Selain itu, ada juga kuda pilihan. Kata “pilihan” di sini mengandung banyak arti di antaranya adalah tempat penggembalaan yaitu kuda dapat makan dengan bebas, bukan diikat dan disediakan makan untuknya. Ada juga diartikan “yang bertanda” yaitu ada tanda-tanda khusus yang berbeda dengan kuda yang lain. Atau bermakna “terlatih dan jinak”. Meskipun banyak arti dari kata di atas, namun tetap berarti bahwa kuda itu bukan kuda biasa tapi merupakan kuda pilihan.[5]
Hal lain yang juga dicintai oleh manusia adalah binatang ternak ( (الانعام. Binatang ternak ini berupa sapi, kambing, domba, dan unta baik jantan maupun betina. Kemudia ada harts (حرث) yaitu sawah ladang. Kata lebih menunjuk kepada upaya membajak tanah, yang selanjunya diolah dan ditanami benih. Kemudian dapat menjadi sawah dan ladang.
Adapun yang memperindah itu semua adalah Allah SWT. Karena manusia diciptakan untuk menjadi khalifah di bumi dan mendapat tugas memakmurkan bumi maka dengan tujuan itulah Allah menganugerahkan naluri kepada manusia untuk mencintai hal-hal di atas serta memiliki naluri untuk mempertahankan hidupnya. Naluri inilah yang dijadikan pendorong utama bagi segala aktivitas manusia.
Pada akhir ayat ini disebutkan bahwa itulah kesenangan hidup di dunia. Dan di sisi Allah lah sebaik-baik tempat kembali. Perlu diingat bahwa ketika al-Qur’an menyebutkan kecintaan kepada syahwat-syahwat itu adalah untuk mendorong aktivitas kerja dan untuk memperoleh apa-apa yang ada di sisi Allah, maka pada dasarnya semua itu baik. Dan memang di sisi Allah lah tempat kembali yang paling baik.[6]
Namun jika semua kesenangan itu didasarkan pada bisikan syetan, maka ia akan dijadikan tujuan hidup di dunia saja, bukan untuk akhirat. Cara memperolehnya dan cara menggunakannya pun akan sesuai dengan apa yang dianggapnya baik, padahal itu adalah bisikan dari setan.
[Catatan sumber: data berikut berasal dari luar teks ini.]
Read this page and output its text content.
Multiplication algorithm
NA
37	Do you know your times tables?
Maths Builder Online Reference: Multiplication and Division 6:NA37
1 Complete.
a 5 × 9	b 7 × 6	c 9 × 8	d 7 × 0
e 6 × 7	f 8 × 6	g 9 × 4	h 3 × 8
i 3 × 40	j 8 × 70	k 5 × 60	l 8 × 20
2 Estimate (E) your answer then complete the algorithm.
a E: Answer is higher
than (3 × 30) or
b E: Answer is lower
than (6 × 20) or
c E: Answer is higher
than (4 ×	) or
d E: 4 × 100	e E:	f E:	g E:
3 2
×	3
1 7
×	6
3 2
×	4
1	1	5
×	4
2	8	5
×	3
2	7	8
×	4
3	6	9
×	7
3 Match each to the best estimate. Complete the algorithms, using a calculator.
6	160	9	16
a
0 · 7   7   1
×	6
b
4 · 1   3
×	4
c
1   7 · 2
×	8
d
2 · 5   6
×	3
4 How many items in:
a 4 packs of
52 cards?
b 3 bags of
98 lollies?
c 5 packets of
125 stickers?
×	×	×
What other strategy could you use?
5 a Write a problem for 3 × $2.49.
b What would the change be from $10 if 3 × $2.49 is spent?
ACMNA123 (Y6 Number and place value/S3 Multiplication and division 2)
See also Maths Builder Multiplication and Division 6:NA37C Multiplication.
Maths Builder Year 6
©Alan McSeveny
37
2.    Harta dalam Hadits Rasulullah SAW.
Banyak riwayat yang menyinggung tentang harta dengan kemuliaannya, atau harta dengan hal buruk yang ada padanya. Namun semua itu tidak lain hanya supaya setiap umat Nabi Muhammad dapat mempelajarinya dengan baik dan mengiplementasikannya dalam kehidupan sekarang ini.
Terdapat salah satu hadits yang disanadkan dari Ka’ab bin Iyadhz bahwa Rasulullah SAW bersabda:
اِنَّ لِكُلِّ اُمَّةٍ فِتْنَةٌ وَ فِتْنَةُ اُمَّتِيْ المَالُ
“Sesungguhnya setiap umat mempunyai fitnah (ujian), dan ujian bagi umatku adalah harta.” (HR. At Tirmidzi no. 2336, dishahihkan oleh al-Albani dalam shahihul jami’ no. 2148) [7]
Sejak zaman Nabi Muhammad SAW, bahkan zaman Nabi-nabi sebelumnya harta sudah menjadi hal yang dibutuhkan oleh setiap manusia. Tidak ada orang yang dapat hidup tanpa memiliki harta. Harta di sini bukan saja diartikan sebagai materi atau uang, tapi anak, istri, keluarga juga merupakan harta.
Adanya harta yang diberikan oleh Allah kepada setiap manusia adalah sebagai ujian, sebagaimana yang tertera dalam hadits di atas. Kemudian apakah yang diberi harta itu akan mempergunakannya dengan baik ataukah tidak. Jika dipergunakan dengan baik maka harta itu akan bermanfaat dan mendatangkan kebaikan bagi dirinya. Namun jika malah digunakan untuk hal yang tida berguna, hal yang tidak disyari’atkan, apalagi yang haram, justru harta tersebut akan membawa keburukan bagi dirinya.[8]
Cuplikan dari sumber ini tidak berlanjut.